Troubles de l'humeur, pensées suicidaires, symptômes post-traumatiques... Des chercheurs alertent sur les "coûts psychologiques" potentiels des mesures extrêmes prises pour stopper l'épidémie.

Article rédigé par Yann Thompson
France Télévisions
Publié Mis à jour
Temps de lecture : 7min
Une femme regarde dehors depuis chez elle, le 16 mars 2020, à Dinan (Côtes-d'Armor). (MARTIN BERTRAND / HANS LUCAS / AFP)

Gare aux dommages collatéraux.

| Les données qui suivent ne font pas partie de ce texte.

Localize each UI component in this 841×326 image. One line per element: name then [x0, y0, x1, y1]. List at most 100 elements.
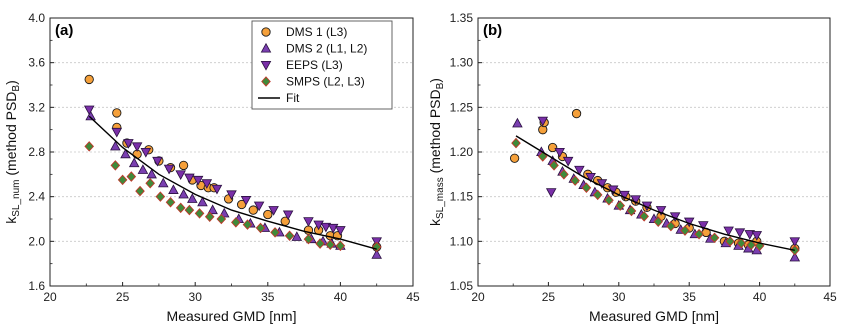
x-tick-label: 45: [823, 290, 837, 304]
legend-label: DMS 2 (L1, L2): [286, 42, 367, 56]
data-point: [698, 221, 709, 231]
data-point: [126, 171, 137, 182]
data-point: [547, 142, 558, 153]
data-point: [509, 153, 520, 163]
data-point: [574, 165, 585, 176]
data-point: [120, 148, 131, 159]
y-axis-label-end: ): [3, 80, 19, 85]
x-tick-label: 35: [683, 290, 697, 304]
data-point: [187, 193, 198, 203]
data-point: [155, 191, 166, 202]
data-point: [335, 226, 346, 236]
data-point: [744, 230, 756, 240]
data-point: [545, 188, 557, 198]
y-tick-label: 1.10: [450, 234, 474, 248]
legend-label: EEPS (L3): [286, 58, 343, 72]
data-point: [734, 228, 746, 239]
data-point: [84, 141, 95, 152]
legend: DMS 1 (L3) DMS 2 (L1, L2) EEPS (L3) SMPS (L…: [251, 20, 393, 110]
x-tick-label: 40: [753, 290, 767, 304]
legend-marker: [261, 27, 271, 37]
data-point: [581, 182, 592, 194]
legend-label: DMS 1 (L3): [286, 25, 347, 39]
y-axis-label-tail-sub: B: [435, 82, 446, 89]
data-point: [145, 177, 155, 189]
data-point: [231, 217, 241, 228]
x-tick-label: 20: [471, 290, 485, 304]
data-point: [592, 189, 603, 201]
x-tick-label: 30: [189, 290, 203, 304]
data-point: [216, 213, 227, 225]
x-axis-label: Measured GMD [nm]: [589, 308, 719, 324]
data-point: [110, 140, 121, 151]
data-point: [554, 147, 565, 158]
data-point: [511, 137, 521, 149]
data-point: [571, 108, 582, 119]
data-point: [192, 175, 204, 186]
data-point: [253, 201, 265, 212]
panel-label: (b): [483, 22, 502, 39]
data-point: [146, 168, 157, 179]
legend-label: SMPS (L2, L3): [286, 75, 365, 89]
data-point: [303, 233, 314, 245]
data-point: [242, 219, 253, 230]
data-point: [123, 139, 134, 149]
y-tick-label: 1.05: [450, 279, 474, 293]
legend-label: Fit: [286, 91, 300, 105]
data-point: [736, 237, 747, 249]
series-smps-l2-l3: [511, 137, 800, 256]
data-point: [85, 110, 96, 121]
fit-line: [515, 135, 795, 251]
data-point: [165, 196, 176, 208]
data-point: [653, 216, 664, 227]
x-tick-label: 30: [612, 290, 626, 304]
x-axis-label: Measured GMD [nm]: [167, 308, 297, 324]
data-point: [680, 225, 690, 236]
data-point: [335, 240, 346, 252]
data-point: [291, 231, 303, 241]
data-point: [630, 195, 641, 205]
data-point: [325, 239, 336, 250]
fit-line: [88, 115, 377, 250]
x-tick-label: 45: [406, 290, 420, 304]
data-point: [604, 194, 614, 206]
data-point: [666, 220, 676, 232]
data-point: [268, 206, 279, 216]
data-point: [110, 160, 121, 171]
data-point: [140, 147, 152, 158]
y-axis-label: kSL_mass (method PSDB): [427, 78, 446, 226]
y-axis-label-main: k: [3, 216, 19, 224]
data-point: [240, 196, 252, 206]
x-tick-label: 35: [261, 290, 275, 304]
data-point: [537, 151, 548, 162]
data-point: [152, 156, 163, 167]
data-point: [371, 249, 382, 259]
y-tick-label: 1.25: [450, 100, 474, 114]
series-eeps-l3: [83, 105, 382, 247]
data-point: [284, 230, 295, 242]
data-point: [84, 74, 94, 85]
data-point: [320, 222, 332, 233]
data-point: [178, 188, 189, 199]
data-point: [725, 236, 735, 247]
data-point: [746, 239, 756, 251]
data-point: [178, 160, 189, 171]
data-point: [255, 222, 266, 234]
x-tick-label: 20: [43, 290, 57, 304]
data-point: [157, 177, 169, 188]
data-point: [117, 174, 128, 186]
data-point: [226, 190, 237, 201]
data-point: [626, 205, 637, 217]
data-point: [303, 217, 314, 227]
x-tick-label: 40: [334, 290, 348, 304]
y-tick-label: 4.0: [28, 11, 45, 25]
series-dms-2-l1-l2: [85, 110, 382, 259]
data-point: [570, 175, 580, 186]
data-point: [112, 108, 122, 118]
data-point: [211, 184, 223, 195]
x-tick-label: 25: [116, 290, 130, 304]
data-point: [789, 237, 801, 247]
data-point: [549, 160, 559, 171]
data-point: [315, 238, 325, 249]
legend-box: [251, 20, 393, 110]
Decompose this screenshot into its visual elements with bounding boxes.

En pleine pandémie de Covid-19, une équipe de chercheurs britanniques met en garde les dirigeants de la planète face aux effets potentiellement "dramatiques" des mesures de confinement imposées pour freiner le coronavirus. En France, un tel dispositif est entré en vigueur, mardi 17 mars, à midi, pour une durée minimale de quinze jours – sans que la question de l'impact sur la santé mentale ait été clairement posée.

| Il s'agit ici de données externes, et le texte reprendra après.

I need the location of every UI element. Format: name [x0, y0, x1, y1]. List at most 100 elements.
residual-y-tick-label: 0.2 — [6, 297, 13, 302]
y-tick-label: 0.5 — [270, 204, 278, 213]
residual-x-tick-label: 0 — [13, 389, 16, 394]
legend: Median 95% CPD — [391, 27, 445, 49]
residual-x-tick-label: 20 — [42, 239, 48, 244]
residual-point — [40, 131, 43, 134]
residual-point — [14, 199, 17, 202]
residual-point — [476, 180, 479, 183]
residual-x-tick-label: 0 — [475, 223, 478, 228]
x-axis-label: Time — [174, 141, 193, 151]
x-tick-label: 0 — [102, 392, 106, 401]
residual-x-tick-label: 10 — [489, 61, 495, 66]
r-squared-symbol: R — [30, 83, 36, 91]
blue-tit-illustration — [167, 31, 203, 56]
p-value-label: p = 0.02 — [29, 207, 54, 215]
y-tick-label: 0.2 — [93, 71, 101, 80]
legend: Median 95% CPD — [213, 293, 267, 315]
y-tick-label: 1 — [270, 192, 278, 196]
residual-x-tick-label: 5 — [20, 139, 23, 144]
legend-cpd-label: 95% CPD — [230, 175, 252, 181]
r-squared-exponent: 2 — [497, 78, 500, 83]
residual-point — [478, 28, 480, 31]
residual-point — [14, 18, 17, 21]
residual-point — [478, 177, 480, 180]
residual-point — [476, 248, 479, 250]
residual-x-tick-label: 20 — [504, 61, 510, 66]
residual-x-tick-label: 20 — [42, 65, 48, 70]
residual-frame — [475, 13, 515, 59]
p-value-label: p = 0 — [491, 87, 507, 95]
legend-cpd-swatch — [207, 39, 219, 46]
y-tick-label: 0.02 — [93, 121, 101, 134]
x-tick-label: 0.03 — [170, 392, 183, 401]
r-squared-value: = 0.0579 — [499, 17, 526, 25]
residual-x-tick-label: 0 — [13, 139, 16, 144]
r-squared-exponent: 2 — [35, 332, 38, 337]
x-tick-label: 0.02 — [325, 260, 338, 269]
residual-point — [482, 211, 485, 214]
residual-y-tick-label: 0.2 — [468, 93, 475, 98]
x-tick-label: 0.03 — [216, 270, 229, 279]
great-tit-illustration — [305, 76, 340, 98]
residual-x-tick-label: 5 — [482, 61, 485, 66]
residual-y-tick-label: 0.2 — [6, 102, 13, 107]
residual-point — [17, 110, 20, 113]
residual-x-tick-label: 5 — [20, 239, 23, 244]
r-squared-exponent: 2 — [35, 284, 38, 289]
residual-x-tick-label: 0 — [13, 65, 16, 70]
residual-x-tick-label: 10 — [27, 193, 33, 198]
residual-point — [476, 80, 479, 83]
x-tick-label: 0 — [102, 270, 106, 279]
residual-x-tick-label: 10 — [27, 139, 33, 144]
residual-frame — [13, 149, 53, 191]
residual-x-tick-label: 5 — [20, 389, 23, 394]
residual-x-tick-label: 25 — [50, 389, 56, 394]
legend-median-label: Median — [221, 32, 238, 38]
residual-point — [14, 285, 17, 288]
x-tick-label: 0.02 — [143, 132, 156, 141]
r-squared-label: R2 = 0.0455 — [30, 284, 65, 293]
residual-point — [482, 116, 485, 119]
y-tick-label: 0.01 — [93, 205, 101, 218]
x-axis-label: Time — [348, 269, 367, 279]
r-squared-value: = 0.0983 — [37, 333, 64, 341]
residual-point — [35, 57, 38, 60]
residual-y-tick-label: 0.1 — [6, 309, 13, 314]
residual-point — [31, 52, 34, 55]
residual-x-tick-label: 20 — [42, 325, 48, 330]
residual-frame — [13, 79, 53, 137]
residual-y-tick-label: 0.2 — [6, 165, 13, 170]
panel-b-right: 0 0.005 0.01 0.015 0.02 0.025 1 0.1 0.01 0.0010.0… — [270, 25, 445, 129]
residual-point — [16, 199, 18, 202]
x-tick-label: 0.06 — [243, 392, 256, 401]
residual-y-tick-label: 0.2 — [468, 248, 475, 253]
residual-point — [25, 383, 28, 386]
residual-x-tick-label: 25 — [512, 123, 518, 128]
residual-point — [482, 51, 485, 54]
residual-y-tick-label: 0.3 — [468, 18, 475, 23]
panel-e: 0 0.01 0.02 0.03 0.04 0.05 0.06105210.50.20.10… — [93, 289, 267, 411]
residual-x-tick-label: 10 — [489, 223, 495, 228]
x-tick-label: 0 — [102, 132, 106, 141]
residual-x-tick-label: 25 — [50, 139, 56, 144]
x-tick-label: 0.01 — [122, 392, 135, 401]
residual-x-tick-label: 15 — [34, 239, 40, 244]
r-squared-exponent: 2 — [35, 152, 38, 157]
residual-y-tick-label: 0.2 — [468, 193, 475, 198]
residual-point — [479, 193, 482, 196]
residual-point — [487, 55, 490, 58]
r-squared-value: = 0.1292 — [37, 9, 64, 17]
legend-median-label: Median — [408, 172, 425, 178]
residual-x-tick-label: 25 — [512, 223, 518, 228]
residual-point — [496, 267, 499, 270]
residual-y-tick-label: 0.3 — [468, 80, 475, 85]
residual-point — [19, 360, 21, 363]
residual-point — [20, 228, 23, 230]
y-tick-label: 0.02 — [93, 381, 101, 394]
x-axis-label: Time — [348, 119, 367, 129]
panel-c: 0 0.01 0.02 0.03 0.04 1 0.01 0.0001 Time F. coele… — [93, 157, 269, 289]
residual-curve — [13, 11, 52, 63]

Dans un article publié le 14 mars dans la revue scientifique The Lancet (en anglais), sept membres du département de psychologie du King's College de Londres préviennent : "Les bénéfices potentiels d'une quarantaine massive et obligatoire doivent être évalués avec précaution au regard des possibles coûts psychologiques." Autrement dit, il ne faudrait pas que la lutte contre l'épidémie donne naissance à une autre épidémie, moins visible, touchant directement les esprits. "Il ne s'agit pas non plus d'exclure tout confinement", précisent-ils.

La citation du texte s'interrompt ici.